Puako does not have a sewer system. The state Department of Health estimates there are 55 cesspools - porous holes in the earth into which raw sewage is directly discharged - among the 150 properties at Puako Beach Lots.

According to the South Kohala Community Development Plan, the groundwater table in Puako is near the surface and wastewater seeps into the ocean from the cesspools.

Last summer, a state Department of Land and Natural Resources study of reef fish at Puako and Pauoa showed a “drastic decline” in populations of both bays, as well as decreases in coral cover.

The county’s general plan calls for the construction of a sewage system for Puako Beach Lots, but Hayward is proposing to move now instead of relying on the government.

He’s suggesting that individual homeowners replace their cesspools and failing septic systems with aerobic treatment units. Hayward says these units are a cleaner, smarter and greener way to dispose of sewage.

He’s leading an effort to create a nonprofit organization, South Kohala Utility and Improvement Design, that will offer consulting services and an appraisal for $200 per home. The nonprofit is collecting donations and will hold fundraisers to help subsidize replacements.

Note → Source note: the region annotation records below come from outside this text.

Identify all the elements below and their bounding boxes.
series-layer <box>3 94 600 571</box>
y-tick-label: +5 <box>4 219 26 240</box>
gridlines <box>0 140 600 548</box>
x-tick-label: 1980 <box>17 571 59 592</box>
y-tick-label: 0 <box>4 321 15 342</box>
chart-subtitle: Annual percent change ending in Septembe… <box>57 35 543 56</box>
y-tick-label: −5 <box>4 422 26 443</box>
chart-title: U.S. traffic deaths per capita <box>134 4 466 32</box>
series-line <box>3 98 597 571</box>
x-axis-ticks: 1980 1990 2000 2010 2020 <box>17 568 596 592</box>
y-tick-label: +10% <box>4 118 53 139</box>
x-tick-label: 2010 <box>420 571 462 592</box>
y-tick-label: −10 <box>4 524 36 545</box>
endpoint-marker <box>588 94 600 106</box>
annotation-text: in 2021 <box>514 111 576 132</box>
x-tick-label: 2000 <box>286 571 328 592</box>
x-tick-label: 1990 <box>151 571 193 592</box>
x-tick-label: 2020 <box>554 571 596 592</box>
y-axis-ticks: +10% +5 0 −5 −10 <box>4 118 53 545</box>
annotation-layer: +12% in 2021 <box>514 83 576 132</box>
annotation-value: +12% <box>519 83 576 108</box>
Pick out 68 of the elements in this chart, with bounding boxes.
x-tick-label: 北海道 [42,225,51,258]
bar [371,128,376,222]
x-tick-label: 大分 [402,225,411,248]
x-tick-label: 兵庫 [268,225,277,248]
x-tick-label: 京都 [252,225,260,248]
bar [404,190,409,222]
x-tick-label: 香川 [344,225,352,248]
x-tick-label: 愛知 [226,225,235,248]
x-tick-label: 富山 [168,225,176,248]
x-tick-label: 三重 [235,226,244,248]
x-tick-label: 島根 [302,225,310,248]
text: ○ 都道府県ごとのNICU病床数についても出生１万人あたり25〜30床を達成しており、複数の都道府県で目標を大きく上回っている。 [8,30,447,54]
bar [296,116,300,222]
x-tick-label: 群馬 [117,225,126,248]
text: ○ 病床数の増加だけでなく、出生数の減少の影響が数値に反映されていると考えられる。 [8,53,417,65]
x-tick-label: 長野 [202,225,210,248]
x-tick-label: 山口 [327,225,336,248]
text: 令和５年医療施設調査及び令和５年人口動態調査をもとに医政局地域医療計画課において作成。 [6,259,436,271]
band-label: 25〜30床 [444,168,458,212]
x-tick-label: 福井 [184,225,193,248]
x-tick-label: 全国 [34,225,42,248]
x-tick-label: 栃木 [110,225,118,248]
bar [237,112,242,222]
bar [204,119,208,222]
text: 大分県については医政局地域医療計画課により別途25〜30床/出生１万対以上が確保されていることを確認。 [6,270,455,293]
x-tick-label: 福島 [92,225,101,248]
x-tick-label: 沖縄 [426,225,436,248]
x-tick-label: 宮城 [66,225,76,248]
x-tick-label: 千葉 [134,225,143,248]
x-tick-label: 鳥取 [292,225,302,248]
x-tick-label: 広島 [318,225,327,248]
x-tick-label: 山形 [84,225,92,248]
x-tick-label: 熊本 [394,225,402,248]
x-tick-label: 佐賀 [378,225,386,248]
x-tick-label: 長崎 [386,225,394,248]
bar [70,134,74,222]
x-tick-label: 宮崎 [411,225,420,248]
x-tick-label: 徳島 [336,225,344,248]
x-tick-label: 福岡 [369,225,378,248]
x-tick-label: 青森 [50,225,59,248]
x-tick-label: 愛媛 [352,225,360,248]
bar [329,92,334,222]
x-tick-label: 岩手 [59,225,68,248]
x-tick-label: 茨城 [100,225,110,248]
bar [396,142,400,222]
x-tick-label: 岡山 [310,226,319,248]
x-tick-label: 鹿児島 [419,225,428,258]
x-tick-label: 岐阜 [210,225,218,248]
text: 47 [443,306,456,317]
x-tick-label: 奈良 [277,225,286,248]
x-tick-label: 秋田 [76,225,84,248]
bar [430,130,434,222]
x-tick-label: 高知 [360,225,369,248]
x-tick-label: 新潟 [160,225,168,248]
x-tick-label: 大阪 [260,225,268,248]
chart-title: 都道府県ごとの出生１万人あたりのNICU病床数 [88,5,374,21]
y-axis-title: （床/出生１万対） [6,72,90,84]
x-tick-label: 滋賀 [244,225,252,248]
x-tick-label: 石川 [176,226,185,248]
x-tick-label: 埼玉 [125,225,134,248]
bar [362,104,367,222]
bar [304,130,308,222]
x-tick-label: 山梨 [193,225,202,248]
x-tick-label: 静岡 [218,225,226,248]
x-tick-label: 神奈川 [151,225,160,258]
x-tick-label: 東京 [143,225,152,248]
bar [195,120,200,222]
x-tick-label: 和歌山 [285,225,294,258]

Cost is what typically prevents homeowners from upgrading their systems, he added.

Jan Nores, who owns two homes in Puako, supports the effort. She’s looking to replace a 22-year-old septic system at one of her homes with an Envirocycle system, which cleans the wastewater so well that she can use it for irrigation. For her other home, which is being remodeled, Nores is replacing the cesspool with a new septic system.